Now you may say, how is this different from all other years? Have I not noticed the carnage that is annually wrought on taste c.December 1?
The answer is that I have come back from the Southern hemisphere, where there is not even a rustling of a festive wreath in the salty breeze which blew into my living room over the 100 metres which separated my (borrowed) apartment from the Atlantic.
Now, Uruguay is a Catholic country, so there should be Christmas celebrations, but all this talk of snow and reindeer and fat men in red suits is completely alien to somewhere about to enter high summer, as well as somewhere which has not yet been taken over by marketing departments.
So given six thousand miles and a change of season, our Yuletide bacchanal is put in perspective. Which is why, when you’re considering quite how much to lavish on a gift for the beloved, think again: if others survive without the horribly oppressive and conformist spirit of Christmas, why should we participate?

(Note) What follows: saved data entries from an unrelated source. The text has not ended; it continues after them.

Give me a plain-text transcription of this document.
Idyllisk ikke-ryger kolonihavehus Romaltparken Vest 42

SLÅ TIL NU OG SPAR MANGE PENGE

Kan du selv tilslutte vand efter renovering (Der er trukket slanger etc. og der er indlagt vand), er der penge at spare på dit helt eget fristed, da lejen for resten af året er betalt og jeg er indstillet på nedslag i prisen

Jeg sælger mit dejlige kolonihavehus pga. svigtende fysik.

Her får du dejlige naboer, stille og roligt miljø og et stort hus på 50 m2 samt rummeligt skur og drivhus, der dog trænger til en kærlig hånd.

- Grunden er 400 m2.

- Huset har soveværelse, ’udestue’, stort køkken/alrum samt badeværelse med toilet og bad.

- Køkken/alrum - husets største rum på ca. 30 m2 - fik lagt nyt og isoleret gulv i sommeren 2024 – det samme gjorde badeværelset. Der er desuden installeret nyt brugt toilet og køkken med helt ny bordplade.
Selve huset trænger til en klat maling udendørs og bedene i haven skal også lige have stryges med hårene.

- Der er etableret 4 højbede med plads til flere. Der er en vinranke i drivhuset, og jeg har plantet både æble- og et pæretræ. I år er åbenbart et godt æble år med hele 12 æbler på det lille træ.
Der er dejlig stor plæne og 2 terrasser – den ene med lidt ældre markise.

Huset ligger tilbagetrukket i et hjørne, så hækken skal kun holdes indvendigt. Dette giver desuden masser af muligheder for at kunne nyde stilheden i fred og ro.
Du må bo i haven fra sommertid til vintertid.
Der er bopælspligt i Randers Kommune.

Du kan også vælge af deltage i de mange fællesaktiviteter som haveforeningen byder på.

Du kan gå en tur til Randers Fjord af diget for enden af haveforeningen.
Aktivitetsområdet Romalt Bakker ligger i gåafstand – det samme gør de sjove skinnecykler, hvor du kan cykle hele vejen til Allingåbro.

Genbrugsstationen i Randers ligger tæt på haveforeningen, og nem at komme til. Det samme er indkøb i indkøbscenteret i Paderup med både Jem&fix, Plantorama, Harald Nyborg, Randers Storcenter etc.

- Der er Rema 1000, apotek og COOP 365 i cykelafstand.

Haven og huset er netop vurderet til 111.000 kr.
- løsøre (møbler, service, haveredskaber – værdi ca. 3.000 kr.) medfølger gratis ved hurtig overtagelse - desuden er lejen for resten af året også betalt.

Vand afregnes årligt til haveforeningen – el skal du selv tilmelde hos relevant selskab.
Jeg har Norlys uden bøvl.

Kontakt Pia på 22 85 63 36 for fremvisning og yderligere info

The answer, instead, is to look for simple and unadorned happiness, whether in the religious message of the season, or in the general humane hope it embodies, or in the time it gives us to spend with our loved ones (who, by the way, are already laden with baubles beyond need, desire or fitness).
And finally, when you’re considering your own happiness, think of others who are not so fortunate and use some of your hard-earned cash to help those who will really appreciate it.
(If you’re in need of an apposite suggestion, why don’t you try Crisis, which provides homes for the homeless for eight days over Christmas?)